The width of the shell is 0.80–0.90 mm. The height of the shell is 0.90–1.40 mm. The height of aperture is 0.25–0.30 mm.

== Anatomy ==
The animal is similar in form to the other species of Vertigo. The color is dirty white, darker on the upper surface. The foot is very broad,
posterior of the center, from whence it tapers rapidly to a point. The foot is thick and fleshy and well able to support the light shell. Eye-peduncles are of medium length, somewhat enlarged at the tips, where the eyes are placed.

The jaw is very slightly arcuate, the ends a trifle rounded. Concave margin is notched and anterior surface lightly striated. The jaw is of equal width throughout its length.

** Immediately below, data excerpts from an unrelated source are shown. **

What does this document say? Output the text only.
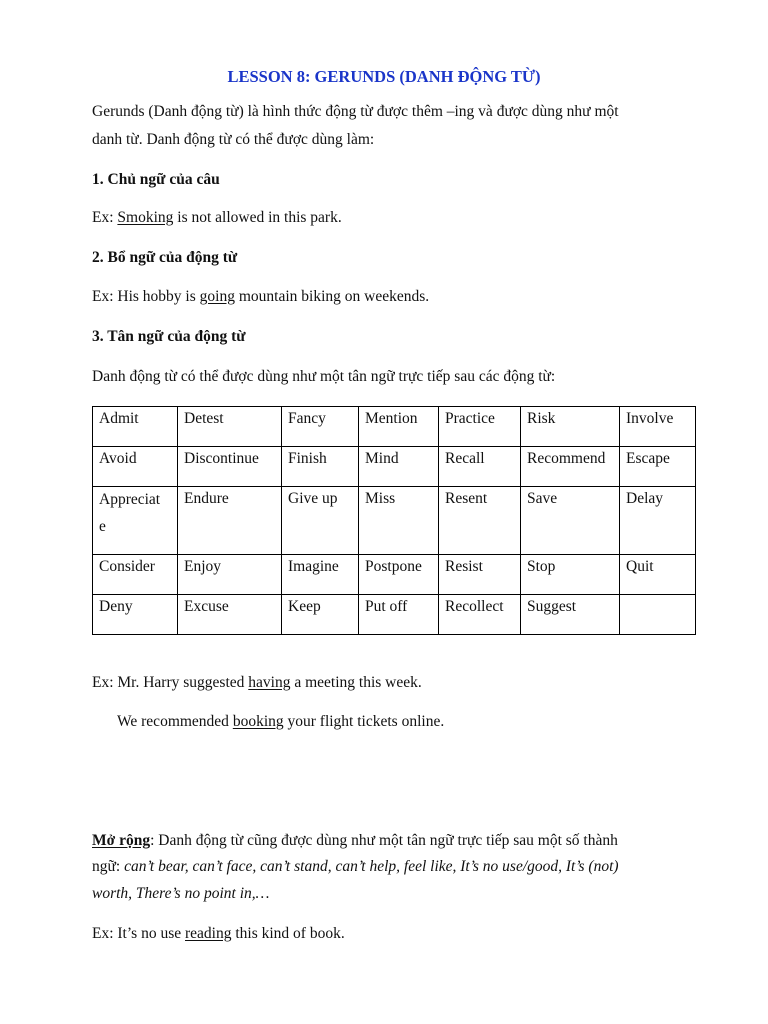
LESSON 8: GERUNDS (DANH ĐỘNG TỪ)
Gerunds (Danh động từ) là hình thức động từ được thêm –ing và được dùng như một
danh từ. Danh động từ có thể được dùng làm:
1. Chủ ngữ của câu
Ex: Smoking is not allowed in this park.
2. Bổ ngữ của động từ
Ex: His hobby is going mountain biking on weekends.
3. Tân ngữ của động từ
Danh động từ có thể được dùng như một tân ngữ trực tiếp sau các động từ:
Admit	Detest	Fancy	Mention	Practice	Risk	Involve
Avoid	Discontinue	Finish	Mind	Recall	Recommend	Escape

Appreciate	Endure	Give up	Miss	Resent	Save	Delay
Consider	Enjoy	Imagine	Postpone	Resist	Stop	Quit
Deny	Excuse	Keep	Put off	Recollect	Suggest	
Ex: Mr. Harry suggested having a meeting this week.
We recommended booking your flight tickets online.
Mở rộng: Danh động từ cũng được dùng như một tân ngữ trực tiếp sau một số thành
ngữ: can’t bear, can’t face, can’t stand, can’t help, feel like, It’s no use/good, It’s (not)
worth, There’s no point in,…
Ex: It’s no use reading this kind of book.
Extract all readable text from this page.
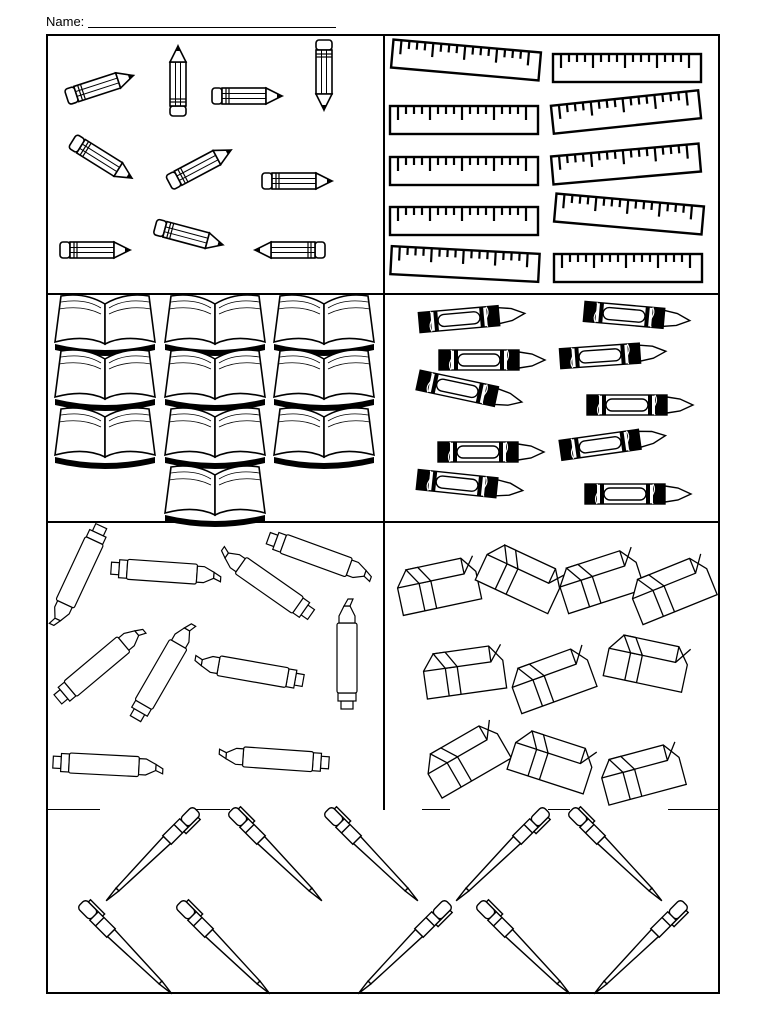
Name:
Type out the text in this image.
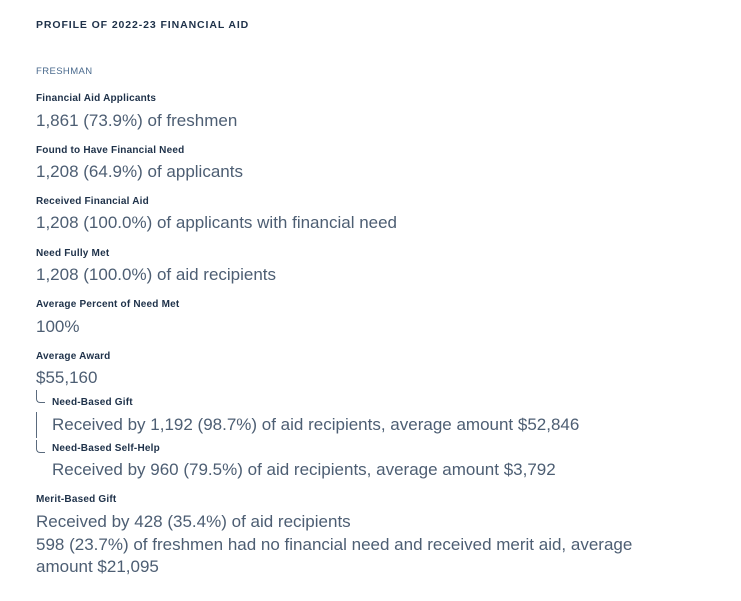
PROFILE OF 2022-23 FINANCIAL AID
FRESHMAN
Financial Aid Applicants
1,861 (73.9%) of freshmen
Found to Have Financial Need
1,208 (64.9%) of applicants
Received Financial Aid
1,208 (100.0%) of applicants with financial need
Need Fully Met
1,208 (100.0%) of aid recipients
Average Percent of Need Met
100%
Average Award
$55,160
Need-Based Gift
Received by 1,192 (98.7%) of aid recipients, average amount $52,846
Need-Based Self-Help
Received by 960 (79.5%) of aid recipients, average amount $3,792
Merit-Based Gift
Received by 428 (35.4%) of aid recipients
598 (23.7%) of freshmen had no financial need and received merit aid, average
amount $21,095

The formula of the radula is like this: _{2} ^{7} _{7} + 4/2 + 1/3 + 4/2 + _{2} ^{7} _{7}

Teeth are as in the other members of the genus. There are four perfect lateral teeth and the first marginal tooth is similar but with a second outer
cusp. From this point the marginals become wider, the inner cusp remains always the larger, and the outer cusp develops from five to seven small cusps or denticles.

== Distribution ==
Distribution of Vertigo milium include Illinois, Maine to Minnesota, Ontario and Quebec, Canada, to Florida and Texas, USA.

== Habitat ==
Baker (1902) described habitat like this: "Gregarious. Found plentifully under leaves, stones and sticks, in moist situations."